Особняк этот, просторный двухэтажный дом, стоял метрах в ста пятидесяти от высоты в липовом полуоблетевшем парке за железной оградой, с массивными железными воротами и парадной калиткой, над которой поблескивали медью оскаленные морды львов.

Они вошли в парк, угрюмо‑темный, огромный. И он поглотил их печальным шорохом, шелестом опавшей листвы на дорожках, ровным текучим шумом полуоголенных лип. Сухие листья летели в темноте, цеплялись, липли к шинелям. Новиков слышал, как сапоги с мягким хрустом уходили в плотный увядающий настил, отовсюду из засыпанных листопадом аллей веяло безлюдьем, грустно‑горьковатым, дымным запахом поздней осени.

В глубине парка возле темного дома гладко блестел заросший кустами бассейн, в густо‑черной воде мирно плавали листья, собравшись целыми плотами, и Новиков впервые за много дней увидел здесь, между этими плотами‑листьями, острый блеск звезд в черноте неподвижного водоема. Лягушка, испуганная шагами, звучно шлепнулась в воду, и звезды у берега закачались, заструились.
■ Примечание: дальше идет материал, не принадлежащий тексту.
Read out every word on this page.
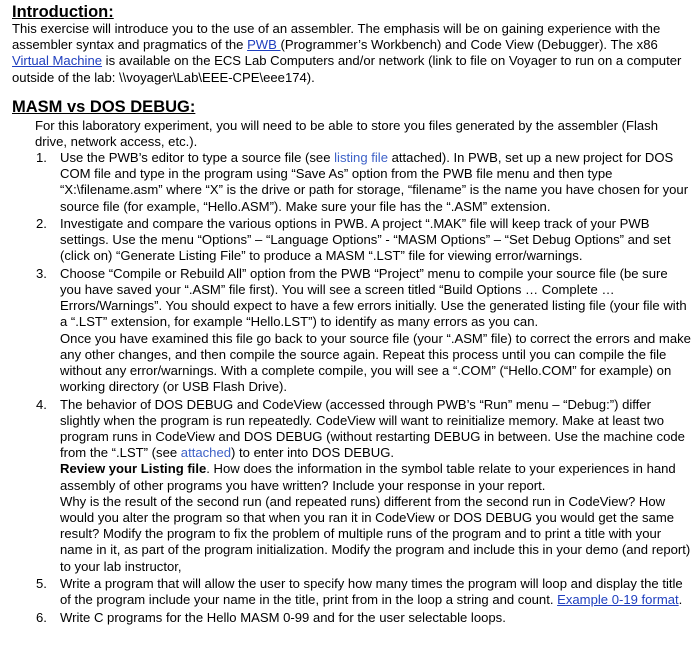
Introduction:

This exercise will introduce you to the use of an assembler. The emphasis will be on gaining experience with the assembler syntax and pragmatics of the PWB (Programmer’s Workbench) and Code View (Debugger). The x86 Virtual Machine is available on the ECS Lab Computers and/or network (link to file on Voyager to run on a computer outside of the lab: \\voyager\Lab\EEE-CPE\eee174).

MASM vs DOS DEBUG:

For this laboratory experiment, you will need to be able to store you files generated by the assembler (Flash drive, network access, etc.).

1. Use the PWB’s editor to type a source file (see listing file attached). In PWB, set up a new project for DOS COM file and type in the program using “Save As” option from the PWB file menu and then type “X:\filename.asm” where “X” is the drive or path for storage, “filename” is the name you have chosen for your source file (for example, “Hello.ASM”). Make sure your file has the “.ASM” extension.
2. Investigate and compare the various options in PWB. A project “.MAK” file will keep track of your PWB settings. Use the menu “Options” – “Language Options” - “MASM Options” – “Set Debug Options” and set (click on) “Generate Listing File” to produce a MASM “.LST” file for viewing error/warnings.
3. Choose “Compile or Rebuild All” option from the PWB “Project” menu to compile your source file (be sure you have saved your “.ASM” file first). You will see a screen titled “Build Options … Complete … Errors/Warnings”. You should expect to have a few errors initially. Use the generated listing file (your file with a “.LST” extension, for example “Hello.LST”) to identify as many errors as you can.
Once you have examined this file go back to your source file (your “.ASM” file) to correct the errors and make any other changes, and then compile the source again. Repeat this process until you can compile the file without any error/warnings. With a complete compile, you will see a “.COM” (“Hello.COM” for example) on working directory (or USB Flash Drive).
4. The behavior of DOS DEBUG and CodeView (accessed through PWB’s “Run” menu – “Debug:”) differ slightly when the program is run repeatedly. CodeView will want to reinitialize memory. Make at least two program runs in CodeView and DOS DEBUG (without restarting DEBUG in between. Use the machine code from the “.LST” (see attached) to enter into DOS DEBUG.
Review your Listing file. How does the information in the symbol table relate to your experiences in hand assembly of other programs you have written? Include your response in your report.
Why is the result of the second run (and repeated runs) different from the second run in CodeView? How would you alter the program so that when you ran it in CodeView or DOS DEBUG you would get the same result? Modify the program to fix the problem of multiple runs of the program and to print a title with your name in it, as part of the program initialization. Modify the program and include this in your demo (and report) to your lab instructor,
5. Write a program that will allow the user to specify how many times the program will loop and display the title of the program include your name in the title, print from in the loop a string and count. Example 0-19 format.
6. Write C programs for the Hello MASM 0-99 and for the user selectable loops.
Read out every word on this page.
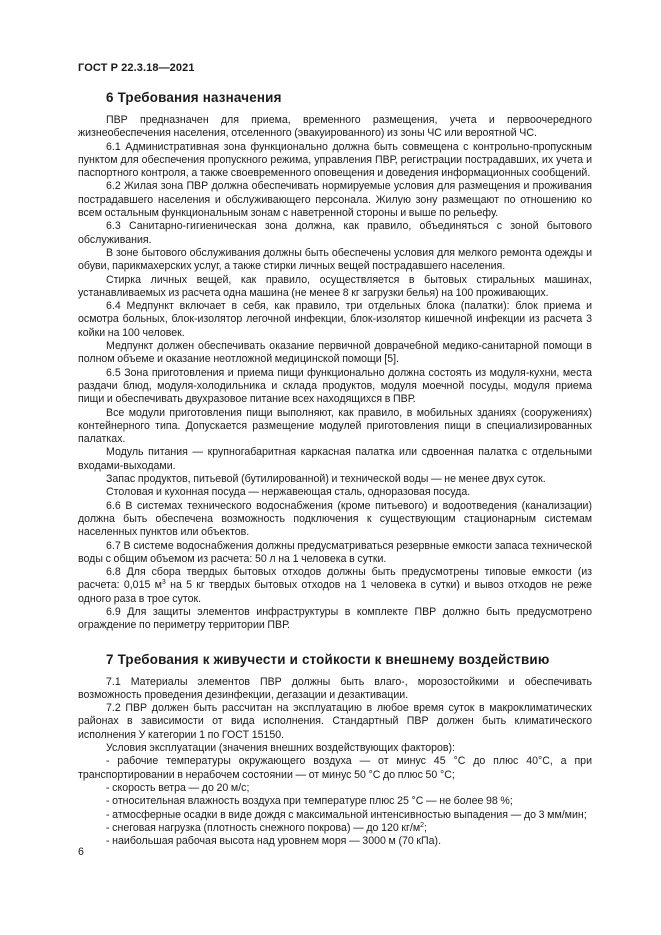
ГОСТ Р 22.3.18—2021
6 Требования назначения

ПВР предназначен для приема, временного размещения, учета и первоочередного жизнеобеспечения населения, отселенного (эвакуированного) из зоны ЧС или вероятной ЧС.

6.1 Административная зона функционально должна быть совмещена с контрольно-пропускным пунктом для обеспечения пропускного режима, управления ПВР, регистрации пострадавших, их учета и паспортного контроля, а также своевременного оповещения и доведения информационных сообщений.

6.2 Жилая зона ПВР должна обеспечивать нормируемые условия для размещения и проживания пострадавшего населения и обслуживающего персонала. Жилую зону размещают по отношению ко всем остальным функциональным зонам с наветренной стороны и выше по рельефу.

6.3 Санитарно-гигиеническая зона должна, как правило, объединяться с зоной бытового обслуживания.

В зоне бытового обслуживания должны быть обеспечены условия для мелкого ремонта одежды и обуви, парикмахерских услуг, а также стирки личных вещей пострадавшего населения.

Стирка личных вещей, как правило, осуществляется в бытовых стиральных машинах, устанавливаемых из расчета одна машина (не менее 8 кг загрузки белья) на 100 проживающих.

6.4 Медпункт включает в себя, как правило, три отдельных блока (палатки): блок приема и осмотра больных, блок-изолятор легочной инфекции, блок-изолятор кишечной инфекции из расчета 3 койки на 100 человек.

Медпункт должен обеспечивать оказание первичной доврачебной медико-санитарной помощи в полном объеме и оказание неотложной медицинской помощи [5].

6.5 Зона приготовления и приема пищи функционально должна состоять из модуля-кухни, места раздачи блюд, модуля-холодильника и склада продуктов, модуля моечной посуды, модуля приема пищи и обеспечивать двухразовое питание всех находящихся в ПВР.

Все модули приготовления пищи выполняют, как правило, в мобильных зданиях (сооружениях) контейнерного типа. Допускается размещение модулей приготовления пищи в специализированных палатках.

Модуль питания — крупногабаритная каркасная палатка или сдвоенная палатка с отдельными входами-выходами.

Запас продуктов, питьевой (бутилированной) и технической воды — не менее двух суток.

Столовая и кухонная посуда — нержавеющая сталь, одноразовая посуда.

6.6 В системах технического водоснабжения (кроме питьевого) и водоотведения (канализации) должна быть обеспечена возможность подключения к существующим стационарным системам населенных пунктов или объектов.

6.7 В системе водоснабжения должны предусматриваться резервные емкости запаса технической воды с общим объемом из расчета: 50 л на 1 человека в сутки.

6.8 Для сбора твердых бытовых отходов должны быть предусмотрены типовые емкости (из расчета: 0,015 $м^3$ на 5 кг твердых бытовых отходов на 1 человека в сутки) и вывоз отходов не реже одного раза в трое суток.

6.9 Для защиты элементов инфраструктуры в комплекте ПВР должно быть предусмотрено ограждение по периметру территории ПВР.

7 Требования к живучести и стойкости к внешнему воздействию

7.1 Материалы элементов ПВР должны быть влаго-, морозостойкими и обеспечивать возможность проведения дезинфекции, дегазации и дезактивации.

7.2 ПВР должен быть рассчитан на эксплуатацию в любое время суток в макроклиматических районах в зависимости от вида исполнения. Стандартный ПВР должен быть климатического исполнения У категории 1 по ГОСТ 15150.

Условия эксплуатации (значения внешних воздействующих факторов):

- рабочие температуры окружающего воздуха — от минус 45 °С до плюс 40°С, а при транспортировании в нерабочем состоянии — от минус 50 °С до плюс 50 °С;

- скорость ветра — до 20 м/с;

- относительная влажность воздуха при температуре плюс 25 °С — не более 98 %;

- атмосферные осадки в виде дождя с максимальной интенсивностью выпадения — до 3 мм/мин;

- снеговая нагрузка (плотность снежного покрова) — до 120 $кг/м^2$;

- наибольшая рабочая высота над уровнем моря — 3000 м (70 кПа).

6
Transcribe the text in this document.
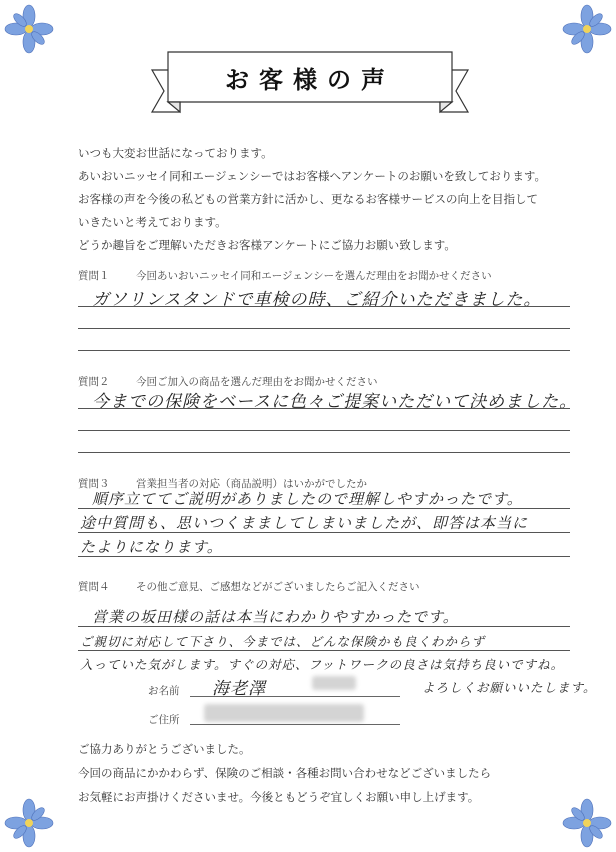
お客様の声
いつも大変お世話になっております。
あいおいニッセイ同和エージェンシーではお客様へアンケートのお願いを致しております。
お客様の声を今後の私どもの営業方針に活かし、更なるお客様サービスの向上を目指して
いきたいと考えております。
どうか趣旨をご理解いただきお客様アンケートにご協力お願い致します。
質問１	今回あいおいニッセイ同和エージェンシーを選んだ理由をお聞かせください
ガソリンスタンドで車検の時、ご紹介いただきました。
質問２	今回ご加入の商品を選んだ理由をお聞かせください
今までの保険をベースに色々ご提案いただいて決めました。
質問３	営業担当者の対応（商品説明）はいかがでしたか
順序立ててご説明がありましたので理解しやすかったです。
途中質問も、思いつくまましてしまいましたが、即答は本当に
たよりになります。
質問４	その他ご意見、ご感想などがございましたらご記入ください
営業の坂田様の話は本当にわかりやすかったです。
ご親切に対応して下さり、今までは、どんな保険かも良くわからず
入っていた気がします。すぐの対応、フットワークの良さは気持ち良いですね。
よろしくお願いいたします。
お名前 海老澤
ご住所
ご協力ありがとうございました。
今回の商品にかかわらず、保険のご相談・各種お問い合わせなどございましたら
お気軽にお声掛けくださいませ。今後ともどうぞ宜しくお願い申し上げます。
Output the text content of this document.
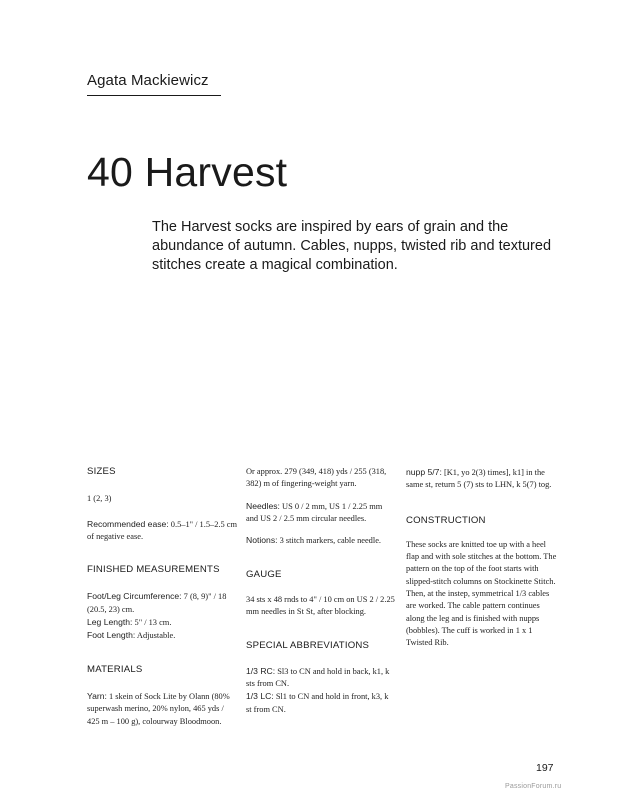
Agata Mackiewicz
40 Harvest
The Harvest socks are inspired by ears of grain and the abundance of autumn. Cables, nupps, twisted rib and textured stitches create a magical combination.

SIZES

1 (2, 3)

Recommended ease: 0.5–1" / 1.5–2.5 cm of negative ease.

FINISHED MEASUREMENTS

Foot/Leg Circumference: 7 (8, 9)" / 18 (20.5, 23) cm.

Leg Length: 5" / 13 cm.

Foot Length: Adjustable.

MATERIALS

Yarn: 1 skein of Sock Lite by Olann (80% superwash merino, 20% nylon, 465 yds / 425 m – 100 g), colourway Bloodmoon.

Or approx. 279 (349, 418) yds / 255 (318, 382) m of fingering-weight yarn.

Needles: US 0 / 2 mm, US 1 / 2.25 mm and US 2 / 2.5 mm circular needles.

Notions: 3 stitch markers, cable needle.

GAUGE

34 sts x 48 rnds to 4" / 10 cm on US 2 / 2.25 mm needles in St St, after blocking.

SPECIAL ABBREVIATIONS

1/3 RC: Sl3 to CN and hold in back, k1, k sts from CN.

1/3 LC: Sl1 to CN and hold in front, k3, k st from CN.

nupp 5/7: [K1, yo 2(3) times], k1] in the same st, return 5 (7) sts to LHN, k 5(7) tog.

CONSTRUCTION

These socks are knitted toe up with a heel flap and with sole stitches at the bottom. The pattern on the top of the foot starts with slipped-stitch columns on Stockinette Stitch. Then, at the instep, symmetrical 1/3 cables are worked. The cable pattern continues along the leg and is finished with nupps (bobbles). The cuff is worked in 1 x 1 Twisted Rib.

197
PassionForum.ru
Новиков остановился, посмотрел. Он любил только лето, привык в годы войны ненавидеть осень за раскисшие от дождей дороги и внезапно подумал, что стал забывать неповторимые особенности того довоенного мира, ради которого ненавидел и осень, и немцев, и самого себя за теску по тому миру. Услышав голос Алешина, Новиков обернулся:

– Вот чепуховина, что это? Что за насекомое?

Младший лейтенант Алешин с детски озорным любопытством посветил в воду карманным фонариком, и Новиков неожиданно для себя проговорил, улыбнувшись:

– Бросьте, обыкновенная лягушка!

– Вот дура! – восторженно воскликнул Алешин.

– Дайте фонарь.

Новиков поднялся по ступеням застекленной террасы, зажег фонарик.

Первый этаж дома был пуст. В нем не жили, вероятно, больше недели, пахло пыльными коврами, сладковатой духотой чужого жилья, незнакомой роскоши. На полированной мебели, на мягких сиденьях низких кресел – серый слой со следами пальцев. Везде признаки торопливого бегства: в углу холла темнел толстый ковер, свернутый в рулон; широкий, на полстены, сервант, искристо сверкавший стеклом, хрустальными рюмками, распахнут; ящики, заваленные столовым серебром, наполовину выдвинуты. Возле светились на ковре осколки фарфоровых чашек. Видимо, в поспешности искали самое ценное, что можно увезти, в злобе ломали, били то, что попадалось под руки и мешало. Зеркало трельяжа, – очевидно, прикладом – расколото посредине, перед ним на полу невинно розовела тончайшая женская сорочка с кружевами.

– Балбесы! – сказал Алешин гневно. – Что наделали, идиоты дурацкие!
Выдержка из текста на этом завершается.